Random

sudah lama tidak menulis di blog lagi membuat saya mempunyai terlalu banyak ide di kepala. Jadi malam ini saya mau menulis banyak hal saja di tulisan kali ini.
Alhamdulillah perjalanan saya di semester genap lalu di kampus kedua saya berjalan dengan cukup mengecewakan. Trend nilai secara keseluruhan menurun terutama, kembali, pelajaran Bahasa Inggris membuat segalanya berantakan. Tetapi untunglah semua mata kuliah yang harus saya ambil di tahun pertama lulus semua, dan itu sangat patut saya syukuri, sehingga target minimal di tahun kedua nanti insya Allah tidak terlalu berat, karena setidaknya saya harus lulus 11 SKS lagi, dimana 9 sks kebetulan saat ini tengah saya tempuh di semester pendek, yang seperti sudah bisa diprediksi, tugasnya sangatlah mahabanyak. mudah-mudahan ke depannya kegiatan akademis dan juga luar kampus saya lancar jaya tanpa hambatan berarti. Amin, doakan saja :)

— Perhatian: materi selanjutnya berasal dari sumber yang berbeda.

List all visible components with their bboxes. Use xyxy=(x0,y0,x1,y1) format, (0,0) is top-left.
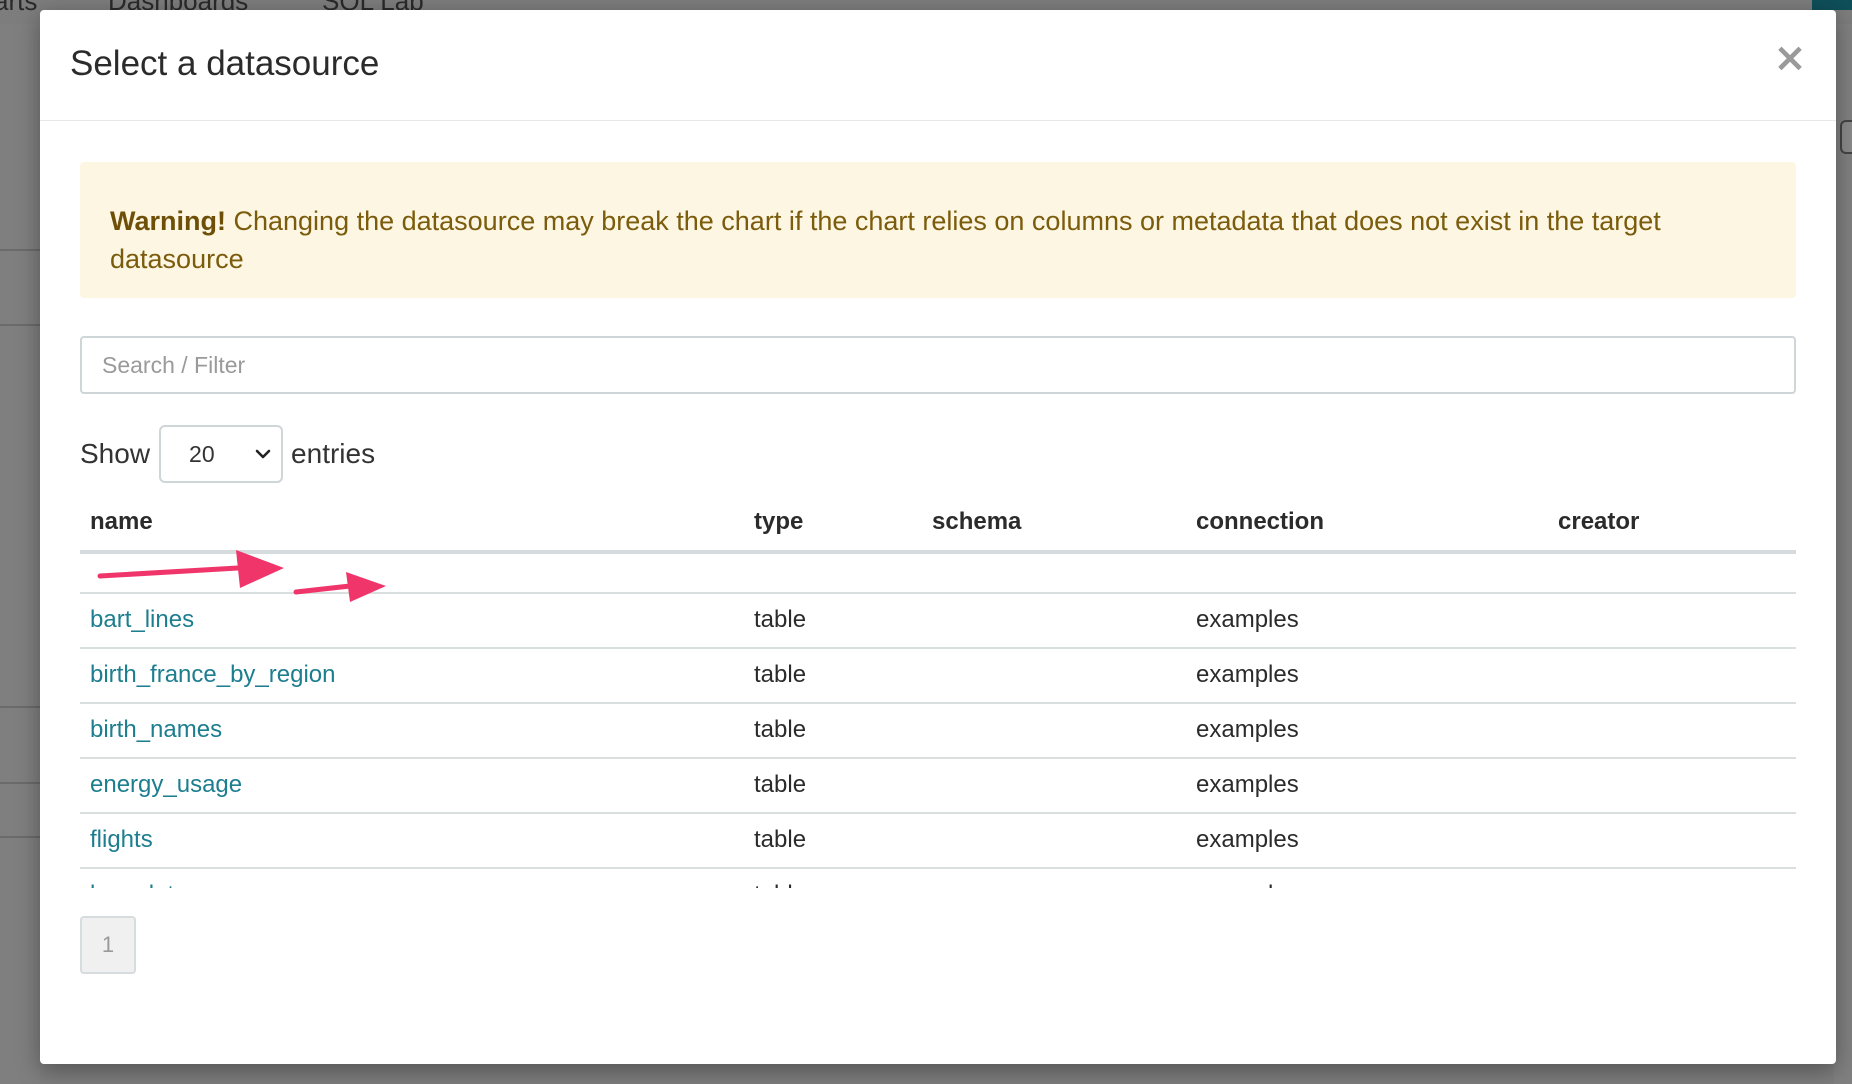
modal-title: Select a datasource xyxy=(70,44,380,83)
annotation-arrow-icon xyxy=(293,572,386,602)
type-cell: table xyxy=(754,881,806,888)
divider xyxy=(0,782,40,784)
search-input[interactable] xyxy=(80,336,1796,394)
divider xyxy=(0,706,40,708)
divider xyxy=(0,324,40,326)
background-corner-button xyxy=(1812,0,1852,10)
connection-cell: examples xyxy=(1196,606,1299,633)
type-cell: table xyxy=(754,716,807,743)
connection-cell: examples xyxy=(1196,881,1299,888)
show-label: Show xyxy=(80,438,151,469)
annotation-arrows xyxy=(97,550,386,602)
background-right-panel xyxy=(1834,24,1852,1084)
datasource-link[interactable]: energy_usage xyxy=(90,771,242,799)
connection-cell: examples xyxy=(1196,716,1299,743)
column-header-name[interactable]: name xyxy=(90,508,153,536)
column-header-type[interactable]: type xyxy=(754,508,803,536)
datasource-link[interactable]: birth_names xyxy=(90,716,222,744)
datasource-modal: Select a datasource × Warning! Changing … xyxy=(40,10,1836,1064)
warning-alert: Warning! Changing the datasource may bre… xyxy=(80,162,1796,298)
modal-header: Select a datasource × xyxy=(40,10,1836,121)
table-row: birth_names table examples xyxy=(80,704,1796,759)
table-row: flights table examples xyxy=(80,814,1796,869)
warning-label: Warning! xyxy=(110,206,226,236)
connection-cell: examples xyxy=(1196,826,1299,853)
close-icon[interactable]: × xyxy=(1772,38,1808,78)
connection-cell: examples xyxy=(1196,661,1299,688)
column-header-connection[interactable]: connection xyxy=(1196,508,1324,536)
nav-item-charts: arts xyxy=(0,0,38,16)
type-cell: table xyxy=(754,826,807,853)
datasource-link[interactable]: flights xyxy=(90,826,153,854)
entries-label: entries xyxy=(291,438,376,469)
type-cell: table xyxy=(754,606,807,633)
background-right-button xyxy=(1840,120,1852,154)
datasource-link[interactable]: long_lat xyxy=(90,881,174,888)
type-cell: table xyxy=(754,661,807,688)
datasource-link[interactable]: birth_france_by_region xyxy=(90,661,336,689)
page-size-value: 20 xyxy=(189,441,215,467)
background-left-panel xyxy=(0,24,40,1084)
warning-text: Changing the datasource may break the ch… xyxy=(110,206,1661,274)
column-header-creator[interactable]: creator xyxy=(1558,508,1639,536)
annotation-arrow-icon xyxy=(97,550,284,588)
type-cell: table xyxy=(754,771,807,798)
column-header-schema[interactable]: schema xyxy=(932,508,1021,536)
chevron-down-icon xyxy=(255,449,271,459)
divider xyxy=(0,249,40,251)
connection-cell: examples xyxy=(1196,771,1299,798)
page-size-control: Show 20 entries xyxy=(80,424,375,484)
page-size-select[interactable]: 20 xyxy=(159,425,284,483)
table-row: long_lat table examples xyxy=(80,869,1796,888)
table-row: energy_usage table examples xyxy=(80,759,1796,814)
pagination-page-1[interactable]: 1 xyxy=(80,916,136,974)
divider xyxy=(0,836,40,838)
table-row: birth_france_by_region table examples xyxy=(80,649,1796,704)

Lalu, suasana kampus saya yang seperti yang kita tahu bahwa sedikit orang yang perhatian dengan kepentingan umum karena kesibukannya, berubah menjadi sangat, sangat care tentang sesuatu. Walaupun melihatnya sempat bikin bad mood (cukup menganggu ujian saya yang lalu), tetapi overall perubahan iklim politik di kampus menunjukkan bahwa semuanya care tentang nasib calon adik tingkat mereka nanti. Walaupun saya tidak terlibat aktif mengikutinya, dapat saya pastikan bahwa tudingan-tudingan yang dihembuskan rekan-rekan itu tidaklah benar. Tidak ada niatan dari siapapun untuk menunggangi acara tersebut, tidak ada konspirasi untuk memenangkan calon tertentu, dan tidak ada intervensi dari pihak manapun. Kalaupun masih ada kekurangan disana-sini, mohon dimaklumi karena kita semua adalah mahasiswa, yang jika masih mempunyai kesalahan adalah suatu hal yang lumrah.

Sejak berkuliah di bilangan Depok, bisa dibilang bahwa saya tidak terlalu mengikuti perkembangan film di mancanegara, yang untungnya permasalahan di pemerintahan berupa pajak film impor itu membuat saya tidak terlalu bodoh-bodoh amat saat ditanya apakah film ini atau itu akan dirilis, karena jawabannya hanya satu, yaitu "Tidak tahu." Bukan apatis, tetapi karena tontonan yang berkualitas memang hampir tidak ada karena film-film lokal yang ditawarkan insan perfilman kita menurut saya tidak ada perubahan yang berarti. Entah mengapa mereka melakukan itu, tetapi menurut saya mungkin karena para produsen hanya memakai kacamata kuda yang melihat bahwa film dengan genre "esek-esek" sangatlah laku dipasaran. Entahlah untuk kalangan tertentu, tetapi untuk saya pribadi, lebih baik uangnya saya belikan makanan daripada dipakai untuk menonton film-film itu.

Lanjut lagi dari yang sebelumnya ya. Karena keterlibatan saya di dalam suatu wadah yang memberi apresiasi terhadap film-film dokumenter, maka saya berpendapat mengapa para produsen itu tidak membuat film-film yang berbau dokumenter saja. Selain berbiaya rendah, film jenis ini belumlah tergali dengan baik. Seperti yang kita tahu Indonesia mempunyai banyak, banyak sekali potensi alam yang masih bisa diolah. Dengan membuat film yang bertema alam saja, mungkin seperti tetralogi Laskar Pelangi atau seperti film The Way Back yang baru saja saya tonton, bisa kita bayangkan bahwa film seperti itu akan sangat menarik untuk ditonton, yang dapat membuat peta kompetisi perfilman dunia berubah, karena bukan hanya film-film Hollywood saja yang bermutu, tetapi kita juga bisa. Dan penggarapan di lahan tersebut tentunya pasti turut mendongkrak promosi industri pariwisata lokal, minimal untuk membuka pandangan wisatawan lokal bahwa untuk berlibur saja tidaklah harus pergi ke negara tetangga.